RARE Daily

Sanford’s Pearce Names Chair of IRDiRC

January 21, 2022

David Pearce, president of innovation, research and world clinics at Sanford Health who has led the creation of the CoRDs registry, was named chair of the International Rare Diseases Research Consortium.

Pearce brings decades of experience in children’s health research to the consortium assembly, including focused research of rare diseases in children.

Photo: David Pearce, new chair of IRDiRC

“I am thrilled to have the opportunity to chair this international consortium during such a pivotal time in the advancement of medicine,” said Pearce. “Great promise lies ahead for new diagnostics and treatments for rare diseases. I am deeply dedicated to this work and look forward to collaborating with my international colleagues in the field of rare disease research as well as partnering with industry groups and patients to make better connections and increase access to life-saving clinical trials.”

The International Rare Diseases Research Consortium (IRDiRC) is the largest rare disease research consortium in the world. The global initiative was formed to fund rare disease research and promote collaboration. Comprised of 60 members from organizations across the world, the initiative aims to accomplish the vision that everyone living with a rare disease should receive a precise analysis and care plan within one year of diagnosis of a rare disease.

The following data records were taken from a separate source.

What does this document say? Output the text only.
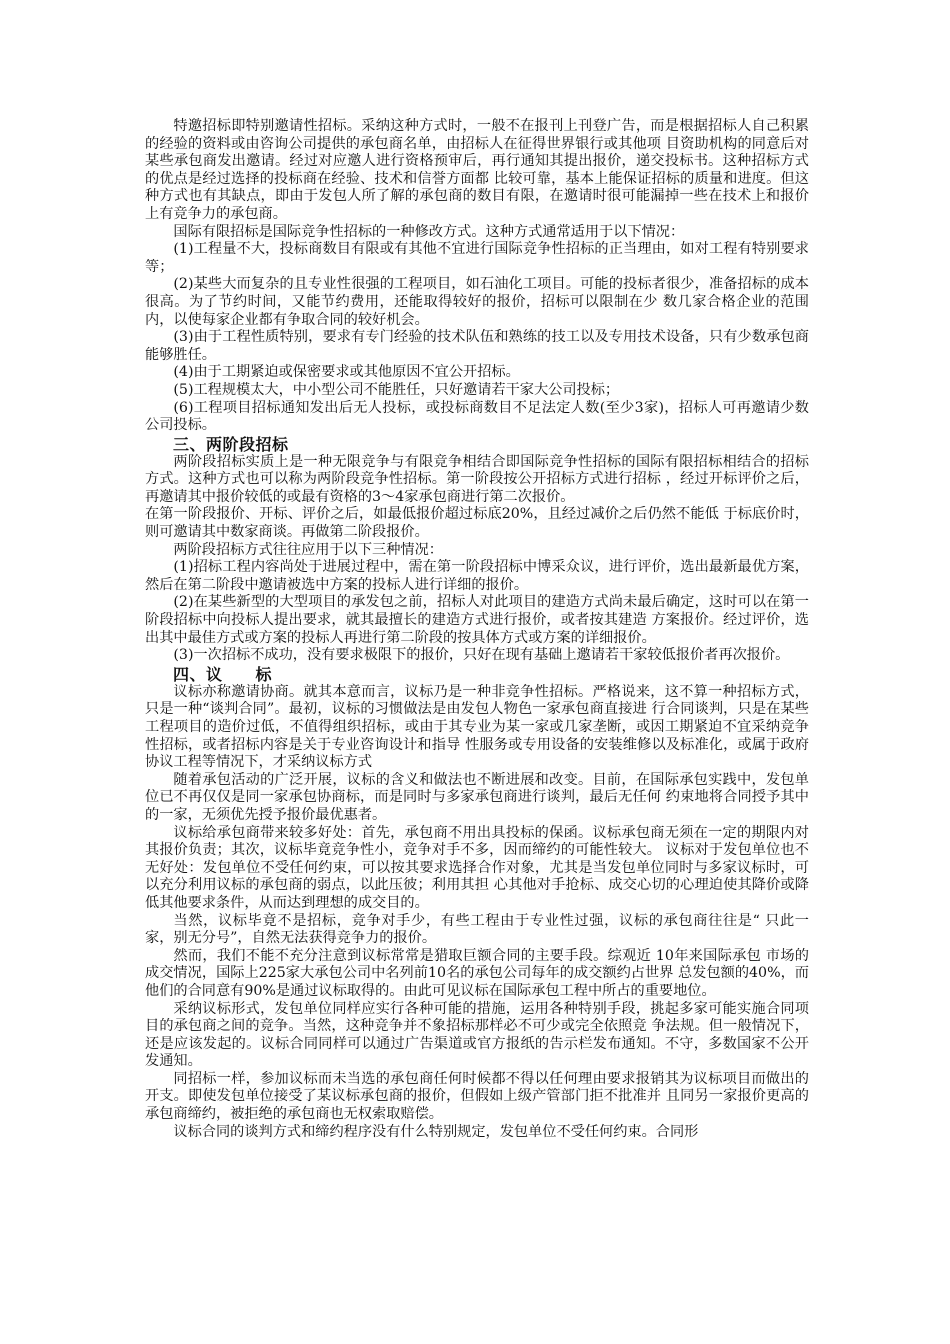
特邀招标即特别邀请性招标。采纳这种方式时，一般不在报刊上刊登广告，而是根据招标人自己积累的经验的资料或由咨询公司提供的承包商名单，由招标人在征得世界银行或其他项 目资助机构的同意后对某些承包商发出邀请。经过对应邀人进行资格预审后，再行通知其提出报价，递交投标书。这种招标方式的优点是经过选择的投标商在经验、技术和信誉方面都 比较可靠，基本上能保证招标的质量和进度。但这种方式也有其缺点，即由于发包人所了解的承包商的数目有限，在邀请时很可能漏掉一些在技术上和报价上有竞争力的承包商。

国际有限招标是国际竞争性招标的一种修改方式。这种方式通常适用于以下情况：

(1)工程量不大，投标商数目有限或有其他不宜进行国际竞争性招标的正当理由，如对工程有特别要求等；

(2)某些大而复杂的且专业性很强的工程项目，如石油化工项目。可能的投标者很少，准备招标的成本很高。为了节约时间，又能节约费用，还能取得较好的报价，招标可以限制在少 数几家合格企业的范围内，以使每家企业都有争取合同的较好机会。

(3)由于工程性质特别，要求有专门经验的技术队伍和熟练的技工以及专用技术设备，只有少数承包商能够胜任。

(4)由于工期紧迫或保密要求或其他原因不宜公开招标。

(5)工程规模太大，中小型公司不能胜任，只好邀请若干家大公司投标；

(6)工程项目招标通知发出后无人投标，或投标商数目不足法定人数(至少3家)，招标人可再邀请少数公司投标。

三、两阶段招标

两阶段招标实质上是一种无限竞争与有限竞争相结合即国际竞争性招标的国际有限招标相结合的招标方式。这种方式也可以称为两阶段竞争性招标。第一阶段按公开招标方式进行招标 ，经过开标评价之后，再邀请其中报价较低的或最有资格的3～4家承包商进行第二次报价。

在第一阶段报价、开标、评价之后，如最低报价超过标底20%，且经过减价之后仍然不能低 于标底价时，则可邀请其中数家商谈。再做第二阶段报价。

两阶段招标方式往往应用于以下三种情况：

(1)招标工程内容尚处于进展过程中，需在第一阶段招标中博采众议，进行评价，选出最新最优方案，然后在第二阶段中邀请被选中方案的投标人进行详细的报价。

(2)在某些新型的大型项目的承发包之前，招标人对此项目的建造方式尚未最后确定，这时可以在第一阶段招标中向投标人提出要求，就其最擅长的建造方式进行报价，或者按其建造 方案报价。经过评价，选出其中最佳方式或方案的投标人再进行第二阶段的按具体方式或方案的详细报价。

(3)一次招标不成功，没有要求极限下的报价，只好在现有基础上邀请若干家较低报价者再次报价。

四、议　　标

议标亦称邀请协商。就其本意而言，议标乃是一种非竞争性招标。严格说来，这不算一种招标方式，只是一种“谈判合同”。最初，议标的习惯做法是由发包人物色一家承包商直接进 行合同谈判，只是在某些工程项目的造价过低，不值得组织招标，或由于其专业为某一家或几家垄断，或因工期紧迫不宜采纳竞争性招标，或者招标内容是关于专业咨询设计和指导 性服务或专用设备的安装维修以及标准化，或属于政府协议工程等情况下，才采纳议标方式

随着承包活动的广泛开展，议标的含义和做法也不断进展和改变。目前，在国际承包实践中，发包单位已不再仅仅是同一家承包协商标，而是同时与多家承包商进行谈判，最后无任何 约束地将合同授予其中的一家，无须优先授予报价最优惠者。

议标给承包商带来较多好处：首先，承包商不用出具投标的保函。议标承包商无须在一定的期限内对其报价负责；其次，议标毕竟竞争性小，竞争对手不多，因而缔约的可能性较大。 议标对于发包单位也不无好处：发包单位不受任何约束，可以按其要求选择合作对象，尤其是当发包单位同时与多家议标时，可以充分利用议标的承包商的弱点，以此压彼；利用其担 心其他对手抢标、成交心切的心理迫使其降价或降低其他要求条件，从而达到理想的成交目的。

当然，议标毕竟不是招标，竞争对手少，有些工程由于专业性过强，议标的承包商往往是“ 只此一家，别无分号”，自然无法获得竞争力的报价。

然而，我们不能不充分注意到议标常常是猎取巨额合同的主要手段。综观近 10年来国际承包 市场的成交情况，国际上225家大承包公司中名列前10名的承包公司每年的成交额约占世界 总发包额的40%，而他们的合同意有90%是通过议标取得的。由此可见议标在国际承包工程中所占的重要地位。

采纳议标形式，发包单位同样应实行各种可能的措施，运用各种特别手段，挑起多家可能实施合同项目的承包商之间的竞争。当然，这种竞争并不象招标那样必不可少或完全依照竞 争法规。但一般情况下，还是应该发起的。议标合同同样可以通过广告渠道或官方报纸的告示栏发布通知。不守，多数国家不公开发通知。

同招标一样，参加议标而未当选的承包商任何时候都不得以任何理由要求报销其为议标项目而做出的开支。即使发包单位接受了某议标承包商的报价，但假如上级产管部门拒不批准并 且同另一家报价更高的承包商缔约，被拒绝的承包商也无权索取赔偿。

议标合同的谈判方式和缔约程序没有什么特别规定，发包单位不受任何约束。合同形
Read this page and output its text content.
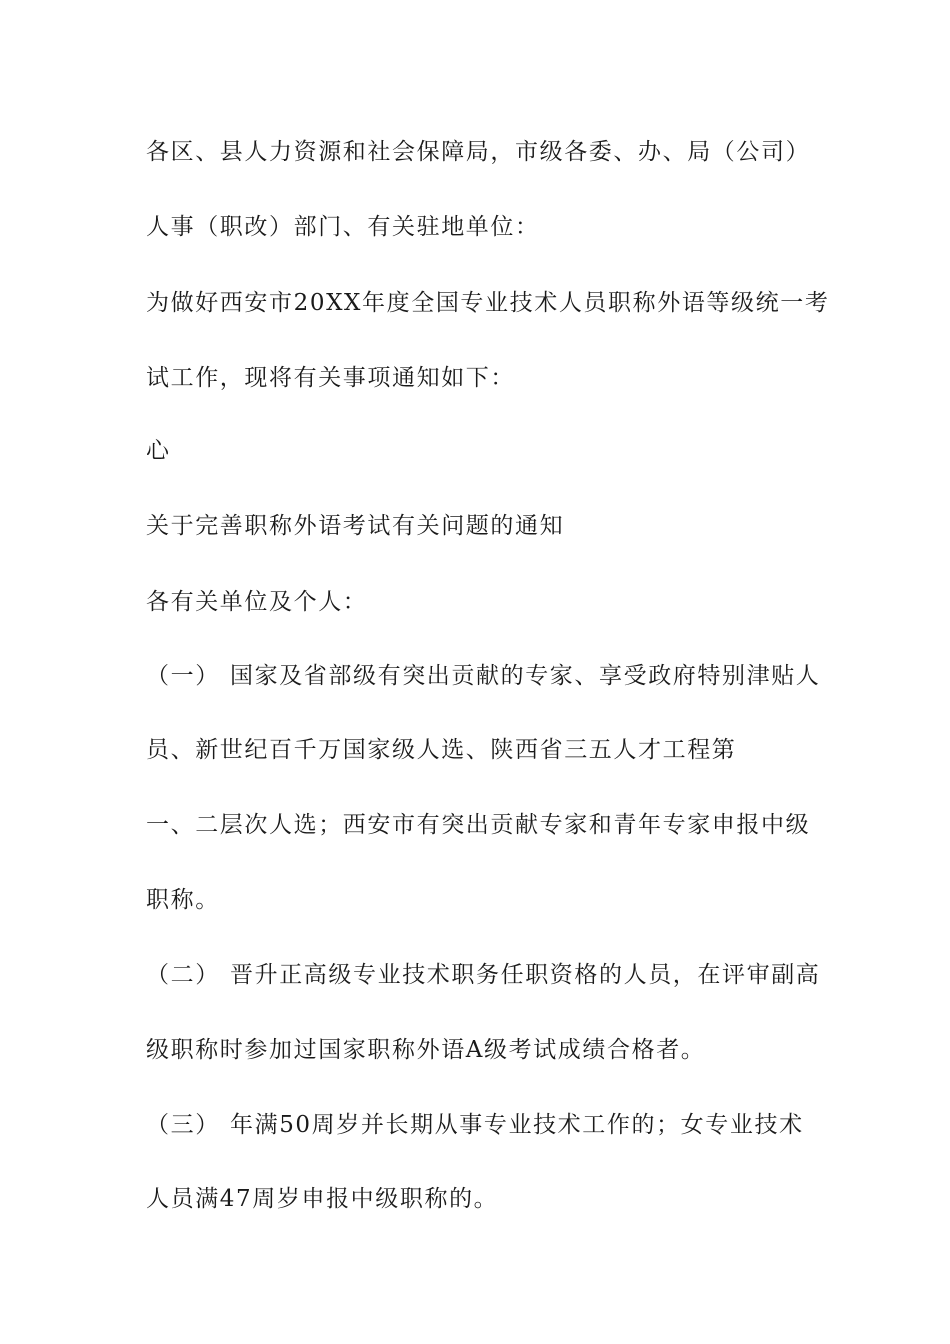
各区、县人力资源和社会保障局，市级各委、办、局（公司）
人事（职改）部门、有关驻地单位：
为做好西安市20XX年度全国专业技术人员职称外语等级统一考
试工作，现将有关事项通知如下：
心
关于完善职称外语考试有关问题的通知
各有关单位及个人：
（一） 国家及省部级有突出贡献的专家、享受政府特别津贴人
员、新世纪百千万国家级人选、陕西省三五人才工程第
一、二层次人选；西安市有突出贡献专家和青年专家申报中级
职称。
（二） 晋升正高级专业技术职务任职资格的人员，在评审副高
级职称时参加过国家职称外语A级考试成绩合格者。
（三） 年满50周岁并长期从事专业技术工作的；女专业技术
人员满47周岁申报中级职称的。
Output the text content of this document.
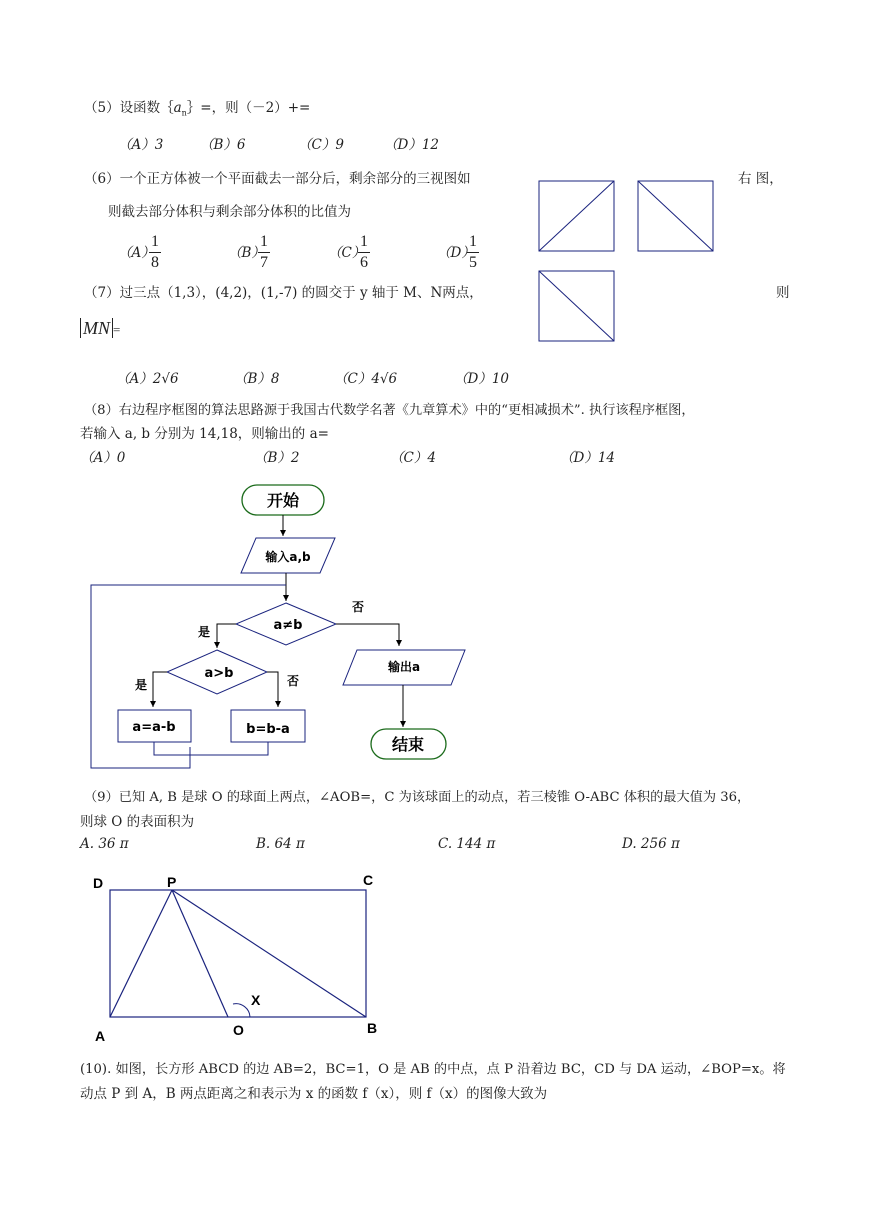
（5）设函数$\{a_n\}=$，则（－2）+=
（A）3	（B）6	（C）9	（D）12
（6）一个正方体被一个平面截去一部分后，剩余部分的三视图如	右 图，
则截去部分体积与剩余部分体积的比值为
（A）
1
8
（B）
1
7
（C）
1
6
（D）
1
5
（7）过三点（1,3），(4,2)，(1,-7) 的圆交于 y 轴于 M、N两点，	则
MN =
（A）2√6	（B）8	（C）4√6	（D）10
（8）右边程序框图的算法思路源于我国古代数学名著《九章算术》中的“更相减损术”. 执行该程序框图，
若输入 a, b 分别为 14,18，则输出的 a=
（A）0	（B）2	（C）4	（D）14
（9）已知 A, B 是球 O 的球面上两点，∠AOB=，C 为该球面上的动点，若三棱锥 O-ABC 体积的最大值为 36，
则球 O 的表面积为
A. 36 π	B. 64 π	C. 144 π	D. 256 π
(10). 如图，长方形 ABCD 的边 AB=2，BC=1，O 是 AB 的中点，点 P 沿着边 BC，CD 与 DA 运动，∠BOP=x。将
动点 P 到 A，B 两点距离之和表示为 x 的函数 f（x），则 f（x）的图像大致为
开始
输入a,b
a≠b
否
是
a>b
是	否
a=a-b	b=b-a
输出a
结束
D	P	C
A	O	B
X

Pearce graduated from the University of Wolverhampton in Wolverhampton England and received his doctorate from the University of Bath in Bath England. He continued his education doing his Postdoctoral Fellowship at the University of Rochester in Rochester, New York.

At Sanford Health, Pearce and a team of researchers created an international rare disease registry, CoRDS (Coordination of Rare Diseases at Sanford), which monitors the advancement of research into more than 7,000 unique disorders to help clinicians make diagnoses more quickly, connect people living with rare disease to clinical trials, and find better treatments.

He has written more than 100 publications on Batten disease, used yeast and animal models to elucidate the basis of the disease, and developed a number of reagents that lend themselves to further study the pathophysiology of Batten disease.